Adopting Qualys PCP also provided a ready-made path to creating a new service offering. It was always a milestone for STC to be able to offer cloud-based cyber-security services to customers; with the private-cloud solution from Qualys, the company is building a full multi-tenant environment. “We are already providing Qualys VM on an as-a-service basis to our subsidiaries in other countries, which saves them having to source, buy and deploy their own solutions,” says Yasser Al Swailem. “This is the first step towards offering value-added services to our customers. We are currently building an online portal for customers to configure and run their own cyber-security services on a highly automated basis.”
STC is using Qualys VM to scan more than 9,000 servers weekly, covering a wide variety of builds of Microsoft Windows, Linux and Unix. The company pushes the output into its governance, risk management and compliance (GRC) solution, which acts as the single internal point of trust for security reporting.
Yasser Al Swailem adds: “All of the technical reports go directly from Qualys VM to our Technology & Operation teams, who can then quickly apply the recommended patches on a prioritised basis according to severity and exploitability. We also provide status and trend reports to our executives, so that they can see the positive impact of our investment in the Qualys technology.”
Armed with risk-profiling intelligence from Qualys VM, STC has better visibility of the threats it faces today and can prioritise its remediation activities to ensure that emerging issues are rapidly addressed.
“Now we can see which systems are at most risk, we can understand the threat better,“ says Yasser Al Swailem. “Qualys VM has also had an indirect impact on the security culture at STC, encouraging developers and system administrators to become even more engaged with security. In the past, vulnerability reports were manual and highly subjective; today, objective reports are available on easy-to-use dashboards and can be customised to each person’s needs, so people are starting to take advantage of the information to improve their own approaches to security.”

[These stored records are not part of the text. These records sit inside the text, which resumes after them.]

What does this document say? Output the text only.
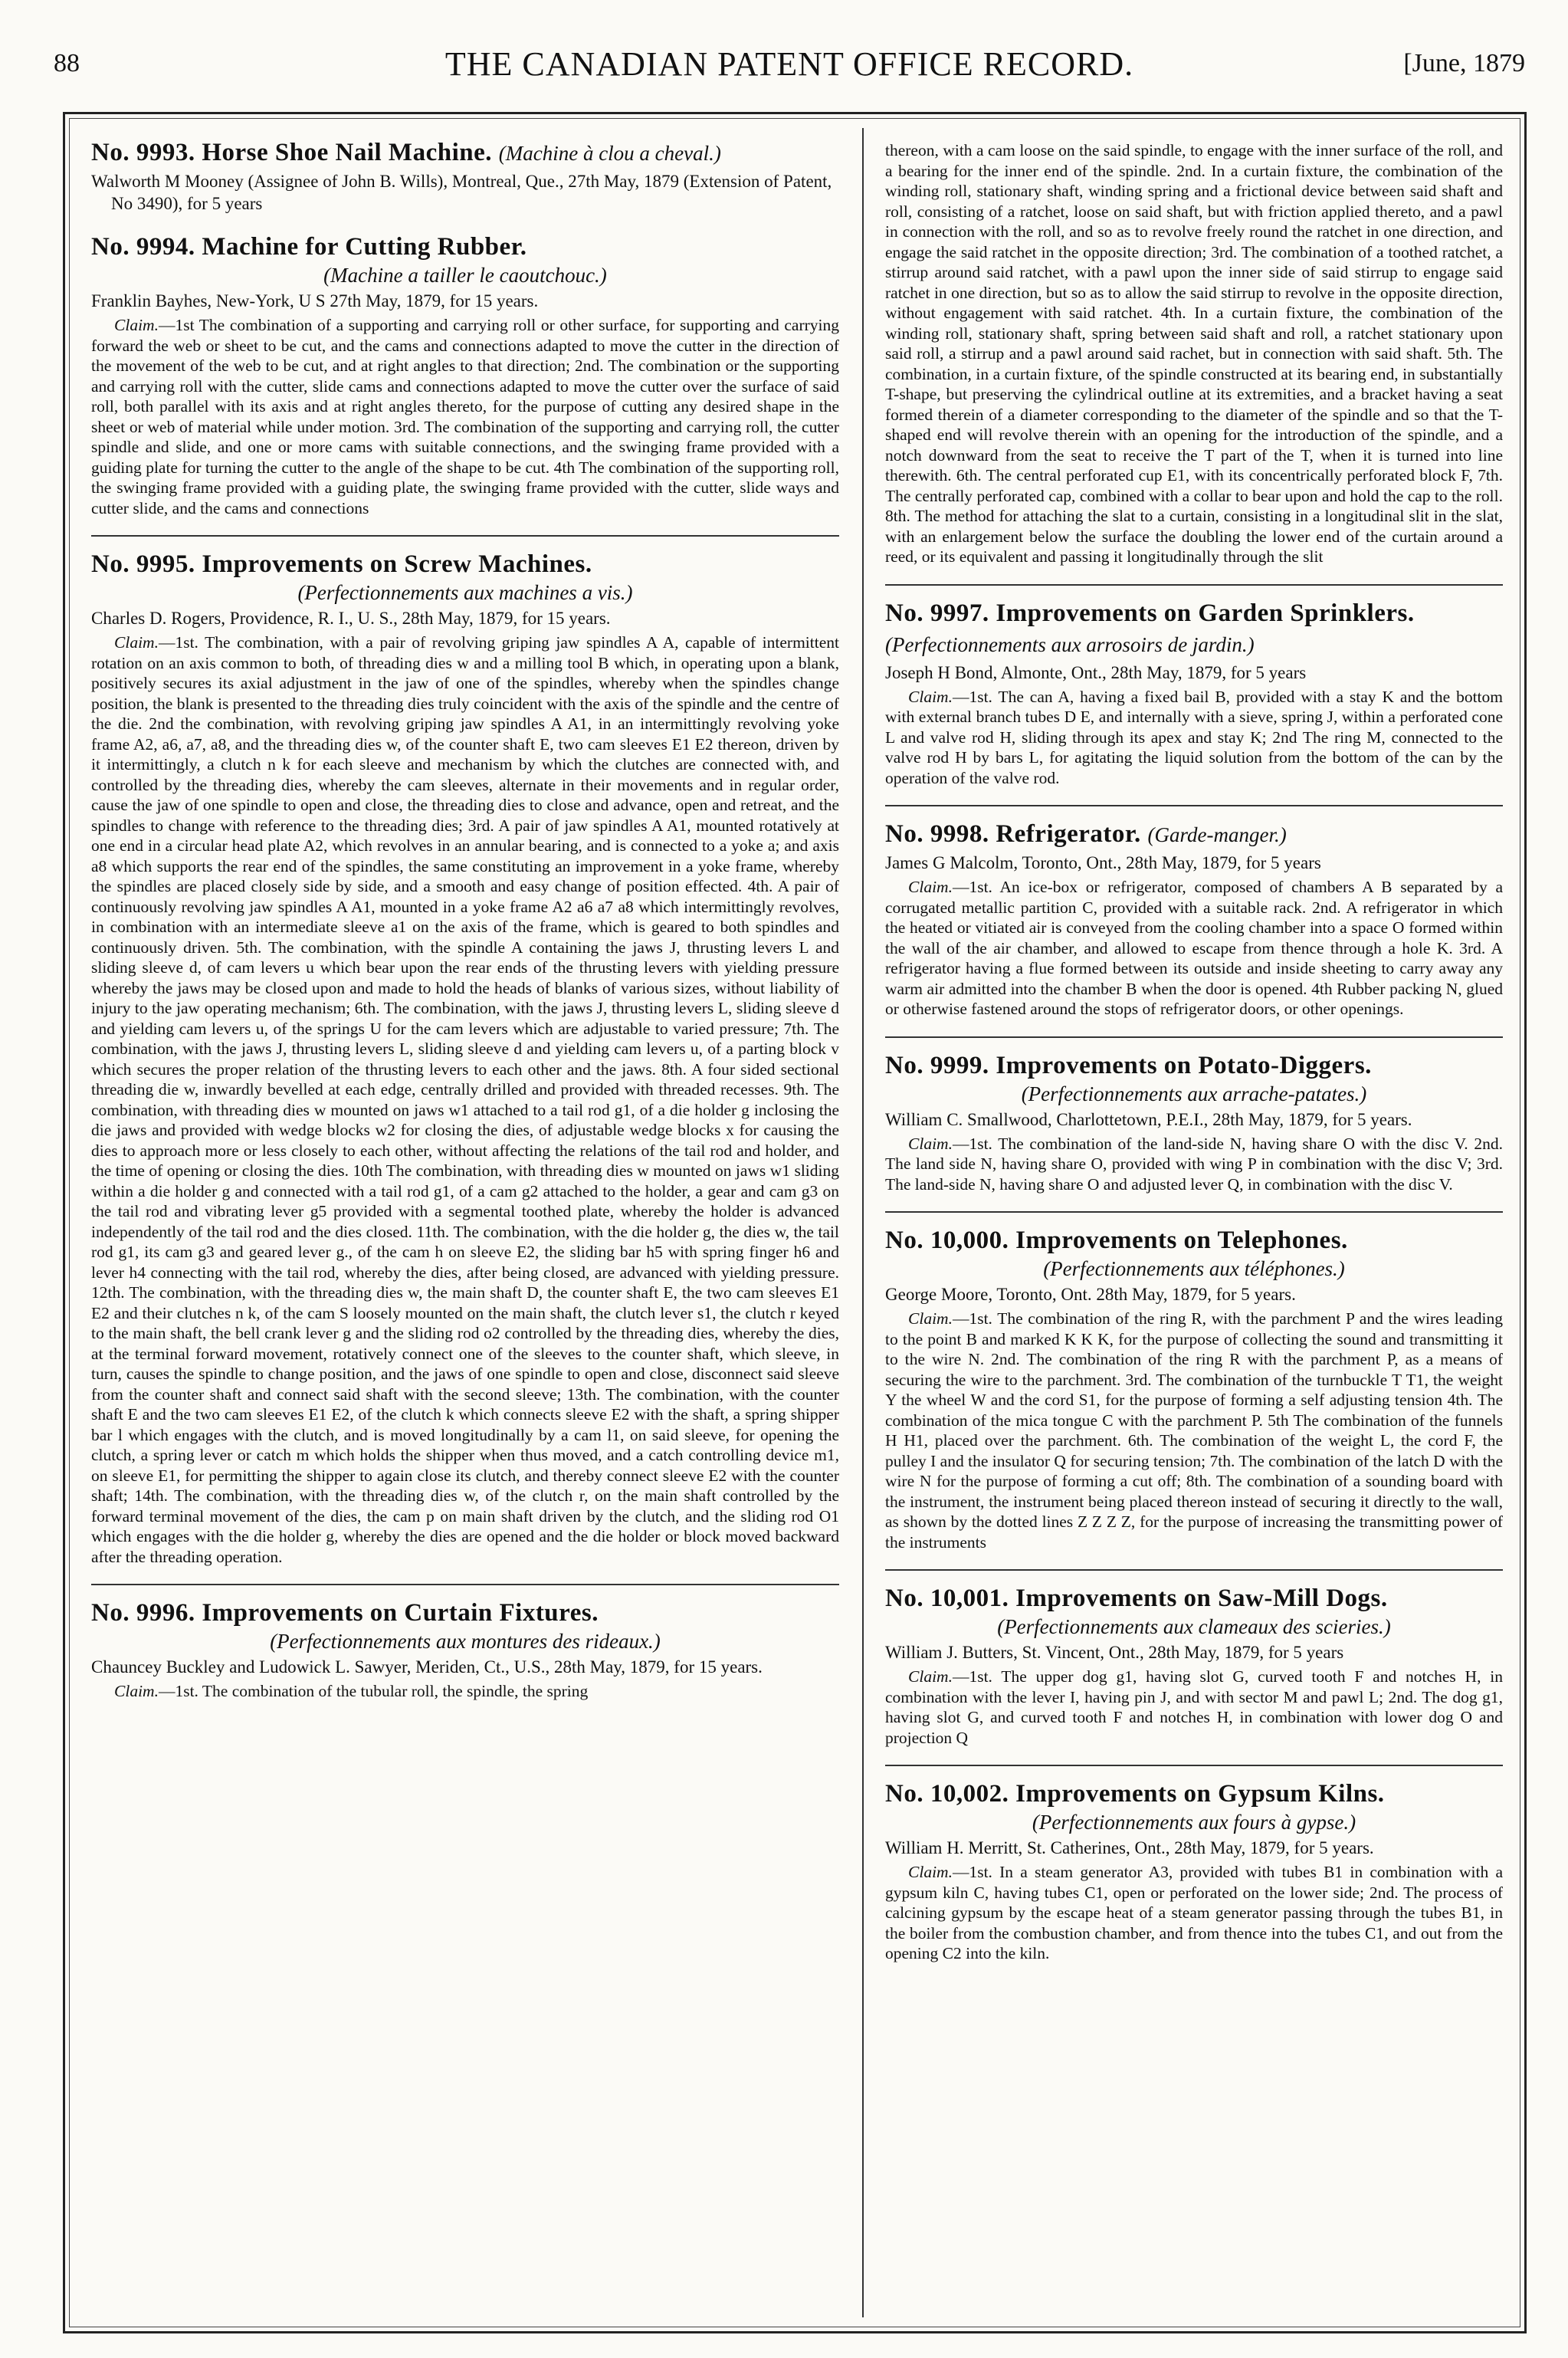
88	THE CANADIAN PATENT OFFICE RECORD.	[June, 1879
No. 9993. Horse Shoe Nail Machine. (Machine à clou a cheval.)
Walworth M Mooney (Assignee of John B. Wills), Montreal, Que., 27th May, 1879 (Extension of Patent, No 3490), for 5 years
No. 9994. Machine for Cutting Rubber.
(Machine a tailler le caoutchouc.)
Franklin Bayhes, New-York, U S 27th May, 1879, for 15 years.
Claim.—1st The combination of a supporting and carrying roll or other surface, for supporting and carrying forward the web or sheet to be cut, and the cams and connections adapted to move the cutter in the direction of the movement of the web to be cut, and at right angles to that direction; 2nd. The combination or the supporting and carrying roll with the cutter, slide cams and connections adapted to move the cutter over the surface of said roll, both parallel with its axis and at right angles thereto, for the purpose of cutting any desired shape in the sheet or web of material while under motion. 3rd. The combination of the supporting and carrying roll, the cutter spindle and slide, and one or more cams with suitable connections, and the swinging frame provided with a guiding plate for turning the cutter to the angle of the shape to be cut. 4th The combination of the supporting roll, the swinging frame provided with a guiding plate, the swinging frame provided with the cutter, slide ways and cutter slide, and the cams and connections
No. 9995. Improvements on Screw Machines.
(Perfectionnements aux machines a vis.)
Charles D. Rogers, Providence, R. I., U. S., 28th May, 1879, for 15 years.
Claim.—1st. The combination, with a pair of revolving griping jaw spindles A A, capable of intermittent rotation on an axis common to both, of threading dies w and a milling tool B which, in operating upon a blank, positively secures its axial adjustment in the jaw of one of the spindles, whereby when the spindles change position, the blank is presented to the threading dies truly coincident with the axis of the spindle and the centre of the die. 2nd the combination, with revolving griping jaw spindles A A1, in an intermittingly revolving yoke frame A2, a6, a7, a8, and the threading dies w, of the counter shaft E, two cam sleeves E1 E2 thereon, driven by it intermittingly, a clutch n k for each sleeve and mechanism by which the clutches are connected with, and controlled by the threading dies, whereby the cam sleeves, alternate in their movements and in regular order, cause the jaw of one spindle to open and close, the threading dies to close and advance, open and retreat, and the spindles to change with reference to the threading dies; 3rd. A pair of jaw spindles A A1, mounted rotatively at one end in a circular head plate A2, which revolves in an annular bearing, and is connected to a yoke a; and axis a8 which supports the rear end of the spindles, the same constituting an improvement in a yoke frame, whereby the spindles are placed closely side by side, and a smooth and easy change of position effected. 4th. A pair of continuously revolving jaw spindles A A1, mounted in a yoke frame A2 a6 a7 a8 which intermittingly revolves, in combination with an intermediate sleeve a1 on the axis of the frame, which is geared to both spindles and continuously driven. 5th. The combination, with the spindle A containing the jaws J, thrusting levers L and sliding sleeve d, of cam levers u which bear upon the rear ends of the thrusting levers with yielding pressure whereby the jaws may be closed upon and made to hold the heads of blanks of various sizes, without liability of injury to the jaw operating mechanism; 6th. The combination, with the jaws J, thrusting levers L, sliding sleeve d and yielding cam levers u, of the springs U for the cam levers which are adjustable to varied pressure; 7th. The combination, with the jaws J, thrusting levers L, sliding sleeve d and yielding cam levers u, of a parting block v which secures the proper relation of the thrusting levers to each other and the jaws. 8th. A four sided sectional threading die w, inwardly bevelled at each edge, centrally drilled and provided with threaded recesses. 9th. The combination, with threading dies w mounted on jaws w1 attached to a tail rod g1, of a die holder g inclosing the die jaws and provided with wedge blocks w2 for closing the dies, of adjustable wedge blocks x for causing the dies to approach more or less closely to each other, without affecting the relations of the tail rod and holder, and the time of opening or closing the dies. 10th The combination, with threading dies w mounted on jaws w1 sliding within a die holder g and connected with a tail rod g1, of a cam g2 attached to the holder, a gear and cam g3 on the tail rod and vibrating lever g5 provided with a segmental toothed plate, whereby the holder is advanced independently of the tail rod and the dies closed. 11th. The combination, with the die holder g, the dies w, the tail rod g1, its cam g3 and geared lever g., of the cam h on sleeve E2, the sliding bar h5 with spring finger h6 and lever h4 connecting with the tail rod, whereby the dies, after being closed, are advanced with yielding pressure. 12th. The combination, with the threading dies w, the main shaft D, the counter shaft E, the two cam sleeves E1 E2 and their clutches n k, of the cam S loosely mounted on the main shaft, the clutch lever s1, the clutch r keyed to the main shaft, the bell crank lever g and the sliding rod o2 controlled by the threading dies, whereby the dies, at the terminal forward movement, rotatively connect one of the sleeves to the counter shaft, which sleeve, in turn, causes the spindle to change position, and the jaws of one spindle to open and close, disconnect said sleeve from the counter shaft and connect said shaft with the second sleeve; 13th. The combination, with the counter shaft E and the two cam sleeves E1 E2, of the clutch k which connects sleeve E2 with the shaft, a spring shipper bar l which engages with the clutch, and is moved longitudinally by a cam l1, on said sleeve, for opening the clutch, a spring lever or catch m which holds the shipper when thus moved, and a catch controlling device m1, on sleeve E1, for permitting the shipper to again close its clutch, and thereby connect sleeve E2 with the counter shaft; 14th. The combination, with the threading dies w, of the clutch r, on the main shaft controlled by the forward terminal movement of the dies, the cam p on main shaft driven by the clutch, and the sliding rod O1 which engages with the die holder g, whereby the dies are opened and the die holder or block moved backward after the threading operation.
No. 9996. Improvements on Curtain Fixtures.
(Perfectionnements aux montures des rideaux.)
Chauncey Buckley and Ludowick L. Sawyer, Meriden, Ct., U.S., 28th May, 1879, for 15 years.
Claim.—1st. The combination of the tubular roll, the spindle, the spring
thereon, with a cam loose on the said spindle, to engage with the inner surface of the roll, and a bearing for the inner end of the spindle. 2nd. In a curtain fixture, the combination of the winding roll, stationary shaft, winding spring and a frictional device between said shaft and roll, consisting of a ratchet, loose on said shaft, but with friction applied thereto, and a pawl in connection with the roll, and so as to revolve freely round the ratchet in one direction, and engage the said ratchet in the opposite direction; 3rd. The combination of a toothed ratchet, a stirrup around said ratchet, with a pawl upon the inner side of said stirrup to engage said ratchet in one direction, but so as to allow the said stirrup to revolve in the opposite direction, without engagement with said ratchet. 4th. In a curtain fixture, the combination of the winding roll, stationary shaft, spring between said shaft and roll, a ratchet stationary upon said roll, a stirrup and a pawl around said rachet, but in connection with said shaft. 5th. The combination, in a curtain fixture, of the spindle constructed at its bearing end, in substantially T-shape, but preserving the cylindrical outline at its extremities, and a bracket having a seat formed therein of a diameter corresponding to the diameter of the spindle and so that the T-shaped end will revolve therein with an opening for the introduction of the spindle, and a notch downward from the seat to receive the T part of the T, when it is turned into line therewith. 6th. The central perforated cup E1, with its concentrically perforated block F, 7th. The centrally perforated cap, combined with a collar to bear upon and hold the cap to the roll. 8th. The method for attaching the slat to a curtain, consisting in a longitudinal slit in the slat, with an enlargement below the surface the doubling the lower end of the curtain around a reed, or its equivalent and passing it longitudinally through the slit
No. 9997. Improvements on Garden Sprinklers. (Perfectionnements aux arrosoirs de jardin.)
Joseph H Bond, Almonte, Ont., 28th May, 1879, for 5 years
Claim.—1st. The can A, having a fixed bail B, provided with a stay K and the bottom with external branch tubes D E, and internally with a sieve, spring J, within a perforated cone L and valve rod H, sliding through its apex and stay K; 2nd The ring M, connected to the valve rod H by bars L, for agitating the liquid solution from the bottom of the can by the operation of the valve rod.
No. 9998. Refrigerator. (Garde-manger.)
James G Malcolm, Toronto, Ont., 28th May, 1879, for 5 years
Claim.—1st. An ice-box or refrigerator, composed of chambers A B separated by a corrugated metallic partition C, provided with a suitable rack. 2nd. A refrigerator in which the heated or vitiated air is conveyed from the cooling chamber into a space O formed within the wall of the air chamber, and allowed to escape from thence through a hole K. 3rd. A refrigerator having a flue formed between its outside and inside sheeting to carry away any warm air admitted into the chamber B when the door is opened. 4th Rubber packing N, glued or otherwise fastened around the stops of refrigerator doors, or other openings.
No. 9999. Improvements on Potato-Diggers.
(Perfectionnements aux arrache-patates.)
William C. Smallwood, Charlottetown, P.E.I., 28th May, 1879, for 5 years.
Claim.—1st. The combination of the land-side N, having share O with the disc V. 2nd. The land side N, having share O, provided with wing P in combination with the disc V; 3rd. The land-side N, having share O and adjusted lever Q, in combination with the disc V.
No. 10,000. Improvements on Telephones.
(Perfectionnements aux téléphones.)
George Moore, Toronto, Ont. 28th May, 1879, for 5 years.
Claim.—1st. The combination of the ring R, with the parchment P and the wires leading to the point B and marked K K K, for the purpose of collecting the sound and transmitting it to the wire N. 2nd. The combination of the ring R with the parchment P, as a means of securing the wire to the parchment. 3rd. The combination of the turnbuckle T T1, the weight Y the wheel W and the cord S1, for the purpose of forming a self adjusting tension 4th. The combination of the mica tongue C with the parchment P. 5th The combination of the funnels H H1, placed over the parchment. 6th. The combination of the weight L, the cord F, the pulley I and the insulator Q for securing tension; 7th. The combination of the latch D with the wire N for the purpose of forming a cut off; 8th. The combination of a sounding board with the instrument, the instrument being placed thereon instead of securing it directly to the wall, as shown by the dotted lines Z Z Z Z, for the purpose of increasing the transmitting power of the instruments
No. 10,001. Improvements on Saw-Mill Dogs.
(Perfectionnements aux clameaux des scieries.)
William J. Butters, St. Vincent, Ont., 28th May, 1879, for 5 years
Claim.—1st. The upper dog g1, having slot G, curved tooth F and notches H, in combination with the lever I, having pin J, and with sector M and pawl L; 2nd. The dog g1, having slot G, and curved tooth F and notches H, in combination with lower dog O and projection Q
No. 10,002. Improvements on Gypsum Kilns.
(Perfectionnements aux fours à gypse.)
William H. Merritt, St. Catherines, Ont., 28th May, 1879, for 5 years.
Claim.—1st. In a steam generator A3, provided with tubes B1 in combination with a gypsum kiln C, having tubes C1, open or perforated on the lower side; 2nd. The process of calcining gypsum by the escape heat of a steam generator passing through the tubes B1, in the boiler from the combustion chamber, and from thence into the tubes C1, and out from the opening C2 into the kiln.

“We don't think of Qualys as a vendor but as a fully-fledged partner, and we look forward to bringing the benefits of their technology to many of our customers in the near future.”
General Manager of Information Security, STC
The introduction of Qualys VM has enabled STC to achieve a significant year-on-year reduction in the number of potential vulnerabilities present on its network. The improved visibility of vulnerabilities means that the company can prioritise remediation while ensuring that critical systems remain available when they are most needed. Equally, STC spends far less time and effort on manual scans and reports, enabling it to focus resources on addressing the most serious potential threats. This in turn has helped the company accelerate average remediation times, enhancing its cyber resiliency.
“As the next step, we are looking at implementing Qualys Cloud Agents to provide a new capability: scanning public interfaces continuously,“ says Yasser Al Swailem. “Our digital services require that we extend our perimeter to include our partners and that creates an element of third-party risk. Cloud agents will make it easier to monitor our third-party vendors and customers’ systems, providing us more visibility beyond the edge of our network.”
The combination of the private-cloud solution and the local presence of Qualys technical personnel in Saudi Arabia is another positive element for STC.
Yasser Al Swailem concludes: “Our ability to access direct local support from Qualys is another reason for customers to sign up to our new cyber-security-as-a-service offering in the cloud. We don’t think of Qualys as a vendor but as a fully-fledged partner, and we look forward to bringing the benefits of their technology to many of our customers in the near future.”